Criado no ano de 2008 em Erechim, o Comitê de Prevenção do Óbito Infantil e Fetal do Município de Erechim, tem o objetivo central de esclarecer as circunstâncias da ocorrência dos óbitos infantis e fetais, identificando e propondo ações estratégicas que contribuam para melhorar a qualidade da assistência, a fim de reduzir a mortalidade.
O comitê técnico conta com representantes de áreas específicas da saúde local e realiza reuniões mensais com o objetivo de avaliar a questão dos óbitos e propôr ações ao poder executivo.
Segundo informações da Secretaria municipal de Saúde, até este mês, os números apontam uma diminuição no índice de mortalidade infantil. Dados extra-oficiais apontam que são cinco casos de óbito infantil. Em 2016 foram nove mortes. Após realizado o levantamento municipal, os números são encaminhados ao governo estadual.

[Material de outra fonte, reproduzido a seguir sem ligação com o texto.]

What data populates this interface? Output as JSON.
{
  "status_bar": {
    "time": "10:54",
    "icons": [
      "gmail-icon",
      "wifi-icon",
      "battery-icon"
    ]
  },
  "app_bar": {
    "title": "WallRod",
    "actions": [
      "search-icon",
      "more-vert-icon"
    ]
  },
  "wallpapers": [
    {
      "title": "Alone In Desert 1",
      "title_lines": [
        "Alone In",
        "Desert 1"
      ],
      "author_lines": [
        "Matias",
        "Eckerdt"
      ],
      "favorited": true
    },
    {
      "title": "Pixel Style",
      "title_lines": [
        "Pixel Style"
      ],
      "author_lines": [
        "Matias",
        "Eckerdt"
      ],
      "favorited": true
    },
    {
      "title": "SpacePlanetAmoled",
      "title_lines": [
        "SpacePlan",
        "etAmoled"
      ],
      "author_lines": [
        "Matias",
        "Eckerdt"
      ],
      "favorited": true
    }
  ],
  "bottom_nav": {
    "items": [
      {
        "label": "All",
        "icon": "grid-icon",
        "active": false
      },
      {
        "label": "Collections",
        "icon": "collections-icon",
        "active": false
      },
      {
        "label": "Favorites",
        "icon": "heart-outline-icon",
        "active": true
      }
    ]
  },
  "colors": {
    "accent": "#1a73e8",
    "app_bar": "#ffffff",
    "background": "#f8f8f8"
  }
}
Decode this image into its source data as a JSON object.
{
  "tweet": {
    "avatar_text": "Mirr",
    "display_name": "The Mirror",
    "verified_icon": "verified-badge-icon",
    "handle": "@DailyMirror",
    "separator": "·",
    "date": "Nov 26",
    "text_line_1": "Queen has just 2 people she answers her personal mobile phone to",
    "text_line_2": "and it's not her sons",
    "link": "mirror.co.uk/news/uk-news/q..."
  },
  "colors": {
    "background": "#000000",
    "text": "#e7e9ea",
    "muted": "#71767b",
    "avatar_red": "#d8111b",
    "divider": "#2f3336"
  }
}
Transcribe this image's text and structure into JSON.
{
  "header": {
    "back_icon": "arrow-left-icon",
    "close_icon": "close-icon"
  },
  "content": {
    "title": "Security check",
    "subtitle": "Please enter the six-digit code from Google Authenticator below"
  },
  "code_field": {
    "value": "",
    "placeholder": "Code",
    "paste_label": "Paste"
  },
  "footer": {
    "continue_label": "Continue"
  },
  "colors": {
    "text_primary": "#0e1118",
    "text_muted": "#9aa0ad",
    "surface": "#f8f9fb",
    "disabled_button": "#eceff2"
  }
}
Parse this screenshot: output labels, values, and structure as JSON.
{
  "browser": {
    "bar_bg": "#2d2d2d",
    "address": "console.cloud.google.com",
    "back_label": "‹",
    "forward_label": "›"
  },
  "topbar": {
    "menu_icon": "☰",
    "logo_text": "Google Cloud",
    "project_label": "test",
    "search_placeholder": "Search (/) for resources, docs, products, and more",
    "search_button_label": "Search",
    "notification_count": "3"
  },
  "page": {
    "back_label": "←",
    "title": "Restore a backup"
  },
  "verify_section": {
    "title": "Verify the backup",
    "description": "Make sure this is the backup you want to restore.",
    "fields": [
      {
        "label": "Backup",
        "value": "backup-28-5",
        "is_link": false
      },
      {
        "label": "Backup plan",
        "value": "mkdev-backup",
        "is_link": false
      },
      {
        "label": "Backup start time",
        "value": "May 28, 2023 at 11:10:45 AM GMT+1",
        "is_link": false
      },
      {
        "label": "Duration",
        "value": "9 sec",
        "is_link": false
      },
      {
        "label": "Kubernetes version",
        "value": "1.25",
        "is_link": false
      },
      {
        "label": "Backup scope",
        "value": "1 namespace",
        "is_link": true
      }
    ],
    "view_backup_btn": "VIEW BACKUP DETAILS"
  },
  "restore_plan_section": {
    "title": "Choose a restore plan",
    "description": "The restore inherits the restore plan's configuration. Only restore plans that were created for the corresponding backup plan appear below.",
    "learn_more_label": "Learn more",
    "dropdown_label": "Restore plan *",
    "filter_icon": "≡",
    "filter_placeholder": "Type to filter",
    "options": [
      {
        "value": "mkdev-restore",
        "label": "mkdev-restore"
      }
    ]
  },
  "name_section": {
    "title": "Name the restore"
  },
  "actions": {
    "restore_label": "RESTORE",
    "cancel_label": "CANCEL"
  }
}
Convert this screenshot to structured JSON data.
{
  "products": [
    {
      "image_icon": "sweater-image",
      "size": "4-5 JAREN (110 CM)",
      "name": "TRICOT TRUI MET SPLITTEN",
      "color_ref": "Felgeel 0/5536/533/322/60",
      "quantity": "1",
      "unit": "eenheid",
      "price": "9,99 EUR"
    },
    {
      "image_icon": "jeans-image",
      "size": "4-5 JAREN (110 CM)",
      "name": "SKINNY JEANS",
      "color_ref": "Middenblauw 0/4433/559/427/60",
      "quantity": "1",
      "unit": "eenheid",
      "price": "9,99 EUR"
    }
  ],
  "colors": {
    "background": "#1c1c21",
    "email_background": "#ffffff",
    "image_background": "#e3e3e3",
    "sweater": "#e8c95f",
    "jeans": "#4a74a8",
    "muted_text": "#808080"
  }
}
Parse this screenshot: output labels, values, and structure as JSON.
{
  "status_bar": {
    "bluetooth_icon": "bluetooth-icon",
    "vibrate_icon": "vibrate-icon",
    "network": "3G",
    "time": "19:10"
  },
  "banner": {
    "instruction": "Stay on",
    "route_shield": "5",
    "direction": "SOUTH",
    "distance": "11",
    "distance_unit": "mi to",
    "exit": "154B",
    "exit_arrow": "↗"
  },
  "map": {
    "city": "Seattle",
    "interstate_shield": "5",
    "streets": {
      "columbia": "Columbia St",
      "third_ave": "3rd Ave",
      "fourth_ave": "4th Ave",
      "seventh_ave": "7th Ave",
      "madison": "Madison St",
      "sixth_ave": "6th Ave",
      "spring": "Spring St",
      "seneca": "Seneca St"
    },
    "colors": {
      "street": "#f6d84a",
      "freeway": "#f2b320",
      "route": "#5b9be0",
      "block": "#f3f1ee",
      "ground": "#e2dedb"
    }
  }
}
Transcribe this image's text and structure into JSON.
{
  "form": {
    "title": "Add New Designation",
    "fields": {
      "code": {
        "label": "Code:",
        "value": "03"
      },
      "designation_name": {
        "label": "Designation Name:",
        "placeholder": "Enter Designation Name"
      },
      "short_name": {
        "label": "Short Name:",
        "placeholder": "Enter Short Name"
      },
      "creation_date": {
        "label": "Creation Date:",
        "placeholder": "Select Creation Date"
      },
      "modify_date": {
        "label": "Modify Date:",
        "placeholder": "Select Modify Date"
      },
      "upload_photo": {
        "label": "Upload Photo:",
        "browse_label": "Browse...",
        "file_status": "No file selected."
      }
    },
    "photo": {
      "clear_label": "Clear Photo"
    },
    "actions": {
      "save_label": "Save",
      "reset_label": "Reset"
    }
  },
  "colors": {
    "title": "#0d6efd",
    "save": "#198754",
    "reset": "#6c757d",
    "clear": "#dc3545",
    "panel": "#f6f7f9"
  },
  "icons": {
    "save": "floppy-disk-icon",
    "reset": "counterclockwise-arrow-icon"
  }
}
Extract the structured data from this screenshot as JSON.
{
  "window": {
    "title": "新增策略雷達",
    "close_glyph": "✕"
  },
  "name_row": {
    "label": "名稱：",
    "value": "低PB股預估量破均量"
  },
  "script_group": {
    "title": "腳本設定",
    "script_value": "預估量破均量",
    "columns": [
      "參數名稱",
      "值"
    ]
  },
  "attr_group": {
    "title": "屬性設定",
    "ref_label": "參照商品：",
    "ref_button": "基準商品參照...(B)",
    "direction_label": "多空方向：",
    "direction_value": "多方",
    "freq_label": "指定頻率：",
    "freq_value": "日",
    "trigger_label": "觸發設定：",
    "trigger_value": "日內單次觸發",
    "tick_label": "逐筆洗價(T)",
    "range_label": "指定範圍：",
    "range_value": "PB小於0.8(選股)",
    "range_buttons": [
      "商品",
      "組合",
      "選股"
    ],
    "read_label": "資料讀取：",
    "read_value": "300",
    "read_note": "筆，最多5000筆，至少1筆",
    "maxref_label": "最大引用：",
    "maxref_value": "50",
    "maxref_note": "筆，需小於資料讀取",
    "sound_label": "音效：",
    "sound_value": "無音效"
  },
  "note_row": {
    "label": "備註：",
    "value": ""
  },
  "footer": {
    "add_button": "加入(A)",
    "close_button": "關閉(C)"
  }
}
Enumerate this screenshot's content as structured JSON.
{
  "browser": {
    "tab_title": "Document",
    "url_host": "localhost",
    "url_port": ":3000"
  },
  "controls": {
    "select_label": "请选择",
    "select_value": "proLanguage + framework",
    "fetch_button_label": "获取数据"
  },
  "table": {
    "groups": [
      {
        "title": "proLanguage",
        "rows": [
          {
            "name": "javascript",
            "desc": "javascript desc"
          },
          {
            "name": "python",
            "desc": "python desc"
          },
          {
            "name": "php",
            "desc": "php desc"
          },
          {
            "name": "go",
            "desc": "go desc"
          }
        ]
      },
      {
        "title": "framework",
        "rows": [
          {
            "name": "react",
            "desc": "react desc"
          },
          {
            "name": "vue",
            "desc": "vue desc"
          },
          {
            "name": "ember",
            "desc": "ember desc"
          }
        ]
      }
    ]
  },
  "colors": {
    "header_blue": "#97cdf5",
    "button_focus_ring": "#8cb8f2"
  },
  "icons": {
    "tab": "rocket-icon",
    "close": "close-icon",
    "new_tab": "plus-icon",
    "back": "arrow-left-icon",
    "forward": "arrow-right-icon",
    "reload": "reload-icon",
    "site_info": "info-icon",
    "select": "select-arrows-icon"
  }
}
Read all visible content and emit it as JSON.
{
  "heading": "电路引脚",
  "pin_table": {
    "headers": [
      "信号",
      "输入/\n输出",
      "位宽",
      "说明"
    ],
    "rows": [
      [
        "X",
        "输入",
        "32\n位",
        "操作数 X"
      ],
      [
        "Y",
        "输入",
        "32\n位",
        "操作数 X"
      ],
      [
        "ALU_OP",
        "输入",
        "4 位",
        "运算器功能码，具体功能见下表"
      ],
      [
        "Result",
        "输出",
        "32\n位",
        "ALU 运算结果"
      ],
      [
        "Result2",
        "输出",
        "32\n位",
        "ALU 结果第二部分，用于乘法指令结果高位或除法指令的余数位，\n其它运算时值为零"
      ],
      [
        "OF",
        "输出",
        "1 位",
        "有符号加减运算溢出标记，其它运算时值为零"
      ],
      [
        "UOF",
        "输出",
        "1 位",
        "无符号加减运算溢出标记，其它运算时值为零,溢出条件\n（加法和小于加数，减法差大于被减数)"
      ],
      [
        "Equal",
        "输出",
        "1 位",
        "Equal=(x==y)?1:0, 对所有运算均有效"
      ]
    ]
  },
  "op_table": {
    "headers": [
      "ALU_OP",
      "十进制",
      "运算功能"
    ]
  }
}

Conforme a responsável pelo programa materno infantil da Secretaria Municipal de Erechim, Miriam Cecconello e integrante do comitê preventivo, entre as ações desenvolvidas pelo grupo, destaca-se a preocupação em conscientizar os pais sobre os riscos diante do fato de os bebês dormirem com o casal, entre os quais está o sufocamento. “É importante que o bebê tenha o próprio espaço para dormir, sendo que pode ser no mesmo quarto, mas não junto à cama dos pais”, explica.
Pré-natal do parceiro
Outra atividade é atualizar os protocolos das gestantes que atualmente estão sendo revistos e reforçam práticas como o pré-natal do parceiro. O propósito é aproximar os pais dessa questão familiar, do vínculo. Por isso, são oferecidos gratuitamente vários exames, testes rápidos, consultas. Aliado a isso está o grupo de gestantes, as práticas de incentivo à amamentação e ao pré-natal.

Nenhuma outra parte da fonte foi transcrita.